Artist-in-Residence
Ghazaleh Avarzamani
Ghazaleh Avarzamani (lives and works between Toronto and London) works primarily in sculpture and installation. She is interested in how institutional structures and educational methodologies shape psycho-social constructions of knowledge and uses her practice as a way to question dominant power structures. Her large-scale works typically involve interactivity, and she frequently makes art in and about public space, utilizing signs and symbols familiar to pop culture and everyday life. Board games, origami, children’s playground equipment, and sports are all recurrent in her practice as objects that demonstrate the norms, rules, and invisible structures that shape human relations within society. For Avarzamani, the creation of spaces that are both inviting and potentially hazardous is a way to explore how games and play can be understood as tools that deconstruct, replicate, or transform public space. By examining the laws, rules and systems that govern human behaviour, her work suggests different possibilities for disrupting hegemonic systems of power.
She trained at the Azad Art University, Tehran, and holds an MFA from Central Saint Martins, London. She has recently presented at the Dhaka Art Summit in Bangladesh (2023) and in India (2023).
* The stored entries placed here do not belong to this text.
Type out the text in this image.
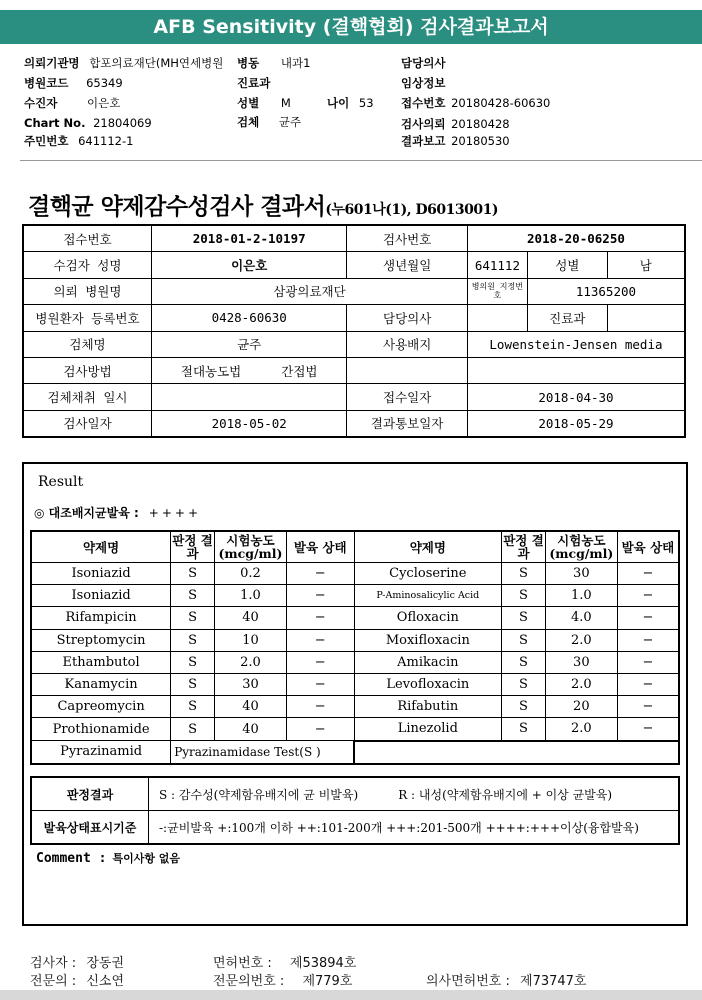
AFB Sensitivity (결핵협회) 검사결과보고서
의뢰기관명 합포의료재단(MH연세병원 병동 내과1	담당의사
병원코드 65349	진료과	임상정보
수진자	이은호	성별 M	나이 53 접수번호 20180428-60630
Chart No. 21804069	검체 균주	검사의뢰 20180428
주민번호 641112-1	결과보고 20180530
결핵균 약제감수성검사 결과서(누601나(1), D6013001)
접수번호	2018-01-2-10197	검사번호	2018-20-06250		
수검자 성명	이은호	생년월일	641112	성별	남
의뢰 병원명	삼광의료재단		병의원 지정번호	11365200	
병원환자 등록번호	0428-60630	담당의사		진료과	
검체명	균주	사용배지	Lowenstein-Jensen media		
검사방법	절대농도법 간접법				
검체채취 일시		접수일자	2018-04-30		
검사일자	2018-05-02	결과통보일자	2018-05-29		
Result
◎ 대조배지균발육 : ++++
약제명	판정 결과	시험농도 (mcg/ml)	발육 상태	약제명	판정 결과	시험농도 (mcg/ml)	발육 상태
Isoniazid	S	0.2	−	Cycloserine	S	30	−
Isoniazid	S	1.0	−	P-Aminosalicylic Acid	S	1.0	−
Rifampicin	S	40	−	Ofloxacin	S	4.0	−
Streptomycin	S	10	−	Moxifloxacin	S	2.0	−
Ethambutol	S	2.0	−	Amikacin	S	30	−
Kanamycin	S	30	−	Levofloxacin	S	2.0	−
Capreomycin	S	40	−	Rifabutin	S	20	−
Prothionamide	S	40	−	Linezolid	S	2.0	−
Pyrazinamid	Pyrazinamidase Test(S )						
판정결과	S : 감수성(약제함유배지에 균 비발육) R : 내성(약제함유배지에 + 이상 균발육)
발육상태표시기준	-:균비발육 +:100개 이하 ++:101-200개 +++:201-500개 ++++:+++이상(융합발육)
Comment : 특이사항 없음
검사자 : 장동권	면허번호 : 제53894호
전문의 : 신소연	전문의번호 : 제779호	의사면허번호 : 제73747호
Avarzamani has presented solo exhibitions at the Aga Khan Museum, Toronto; MOCA Toronto; Koffler Centre of the Arts, Toronto; TKE, Margate, UK; Asia House, London and Light Gallery, London; and has participated in international residencies at the Delfina Foundation and SOMA Mexico City. Her work is held in private and public collections, including the Art Gallery of Ontario, Rockefeller Center, Arsenal Contemporary, MOCA Toronto, TD Art Collection and Red Mansion.